Call for Tax Simplification
The report designates the complexity of the tax code as the most serious problem facing taxpayers. According to data compiled by Olson’s office, U.S. taxpayers and businesses spend about 7.6 billion hours a year complying with tax-filing requirements. “If tax compliance were an industry, it would be one of the largest in the United States,” the report says. “To consume 7.6 billion hours, the ‘tax industry’ requires the equivalent of 3.8 million full-time workers.”
The report estimates that U.S. taxpayers spend $193 billion a year complying with income tax requirements, an amount that equals 14 percent of the total amount of income taxes collected. One count shows the number of words in the tax code has reached 3.7 million, and over the past eight years, changes to the tax code have been made at a rate of more than one a day – including more than 500 changes in 2008 alone. Individual taxpayers now find the tax rules so overwhelming that more than 80 percent pay transaction fees to help them file their returns – about 60 percent pay a preparer to do the job and another 22 percent purchase tax software.
Two examples of tax law complexity:
The Alternative Minimum Tax (AMT) effectively requires taxpayers to compute their taxes twice — once under the regular rules and again under the AMT regime — and then to pay the higher of the two amounts. Absent repeal or continuing AMT patches, the AMT will affect 33 million taxpayers in 2010. Although the AMT was originally conceived to prevent wealthy taxpayers from escaping tax liability through the use of tax-avoidance transactions, 77 percent of the additional income subject to tax under the AMT today is attributable to the disallowance of deductions otherwise allowed for state and local taxes and personal and dependency exemptions. “Few people think of having children or living in a high-tax state as a tax-avoidance maneuver, but under the unique logic of the AMT, that is essentially how those actions are treated,” the report notes.
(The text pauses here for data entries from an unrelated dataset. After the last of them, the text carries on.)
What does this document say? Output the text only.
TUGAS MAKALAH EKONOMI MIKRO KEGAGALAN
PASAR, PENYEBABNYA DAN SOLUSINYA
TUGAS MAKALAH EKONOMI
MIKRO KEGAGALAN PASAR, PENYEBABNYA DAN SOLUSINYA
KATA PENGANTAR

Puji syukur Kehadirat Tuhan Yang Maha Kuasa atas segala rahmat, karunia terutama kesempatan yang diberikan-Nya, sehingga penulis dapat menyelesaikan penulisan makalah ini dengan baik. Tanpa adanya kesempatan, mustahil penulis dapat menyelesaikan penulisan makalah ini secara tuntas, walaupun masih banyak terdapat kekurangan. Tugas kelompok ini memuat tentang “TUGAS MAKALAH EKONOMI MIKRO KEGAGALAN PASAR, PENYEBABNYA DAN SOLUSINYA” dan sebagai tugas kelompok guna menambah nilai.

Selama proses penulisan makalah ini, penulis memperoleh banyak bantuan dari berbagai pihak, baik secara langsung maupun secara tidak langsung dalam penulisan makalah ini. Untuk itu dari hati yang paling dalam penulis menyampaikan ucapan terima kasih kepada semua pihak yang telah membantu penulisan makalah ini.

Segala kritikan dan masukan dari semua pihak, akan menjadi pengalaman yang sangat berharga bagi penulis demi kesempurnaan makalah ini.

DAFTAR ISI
The tax code provides tax breaks to encourage taxpayers to save for education and retirement. However, the number of such tax incentives has grown to at least 27 and the eligibility requirements, definitions of common terms, income-level thresholds, phase-out ranges and inflation adjustments vary among the provisions. This complexity undermines the intent of the incentives, as taxpayers can only respond to incentives if they know they exist and understand them.